Furthermore, a more expansive reading of § 1332(c) (1) is quite consistent with the purposes behind the enactment of § 1332(c) (1). By eliminating a federal court's diversity jurisdiction over direct actions against out-of-state-insurers, Congress prevented those insurers from removing such actions to federal courts. In doing so, Congress sought to prevent insurers from both increasing congestion in the already overcrowded federal courts and forcing plaintiffs to litigate in a federal forum. This Court's interpretation of § 1332(c) (1) and the remand of the instant action coincides with these Congressional goals. See U.S.Code Cong. & Admin.News 1964 P. 2779.

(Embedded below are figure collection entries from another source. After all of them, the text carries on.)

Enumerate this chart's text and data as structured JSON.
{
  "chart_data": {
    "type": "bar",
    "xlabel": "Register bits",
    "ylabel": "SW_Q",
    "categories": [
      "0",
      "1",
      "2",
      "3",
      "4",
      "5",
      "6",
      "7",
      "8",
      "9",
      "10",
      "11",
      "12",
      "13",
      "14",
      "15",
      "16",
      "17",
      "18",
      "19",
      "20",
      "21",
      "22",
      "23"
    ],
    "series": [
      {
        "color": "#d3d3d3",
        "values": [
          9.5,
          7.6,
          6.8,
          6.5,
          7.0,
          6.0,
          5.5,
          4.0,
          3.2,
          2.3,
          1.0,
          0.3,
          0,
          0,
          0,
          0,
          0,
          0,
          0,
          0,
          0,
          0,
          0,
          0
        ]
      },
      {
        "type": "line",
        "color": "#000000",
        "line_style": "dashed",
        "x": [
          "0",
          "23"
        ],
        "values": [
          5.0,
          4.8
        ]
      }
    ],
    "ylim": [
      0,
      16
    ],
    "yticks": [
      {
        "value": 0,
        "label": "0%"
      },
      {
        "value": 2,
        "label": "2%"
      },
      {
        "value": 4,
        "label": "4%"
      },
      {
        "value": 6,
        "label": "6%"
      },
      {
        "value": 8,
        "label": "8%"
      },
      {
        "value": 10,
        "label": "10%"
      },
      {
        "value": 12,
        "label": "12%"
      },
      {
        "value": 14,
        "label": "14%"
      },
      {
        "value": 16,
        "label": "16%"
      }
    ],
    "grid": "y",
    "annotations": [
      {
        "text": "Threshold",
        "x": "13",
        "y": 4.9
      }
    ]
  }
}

The remand of this action is also consistent with the stated purposes of diversity and removal jurisdiction. One of the rationales for such jurisdiction is based upon the goal of avoiding local prejudice. See e.g., J.A. Olson Co. v. City of Winona, Miss., 818 F.2d 401, 404 (5th Cir. 1987) (diversity jurisdiction exists for the purpose of providing a federal forum for out of state litigants where they are free from prejudice in favor of a local litigant). Here, Allstate can make no claim of local prejudice; although technically an Illinois corporation, Allstate has numerous offices in California and all over the country. There is absolutely no reason why Allstate should not be treated as a California citizen for purposes of diversity jurisdiction under the amended provisions of 28 U.S.C. § 1332(c) (1).

 
Conclusion

For the reasons stated in this order, this Court orders the action remanded back to the Superior Court of the State of California for the County of Los Angeles pursuant to 28 U.S.C. § 1447(c).

IT IS SO ORDERED.

NOTES

[1] In Beckham, the Ninth Circuit held that a bad faith action brought by an insured against her insurer did not constitute a direct action for purposes of § 1332(c) (1). Although Beckham is contrary to this Court's position, this Court believes that the reasoning in Beckham is no longer persuasive for the reasons set forth in this order. But see Bowers v. Continental Ins. Co., 753 F.2d 1574, 1576 (11th Cir.1985); Barton v. Allstate Insurance Co., 729 F. Supp. 56, 56-57 (W.D.Tex.1990); Mazzuka v. SMA Life Assurance Company, 726 F. Supp. 1400, 1401 (E.D.N. Y.1990); State Farm Insurance Company v. Evans, 712 F. Supp. 57, 58-59 (E.D.Pa.1989).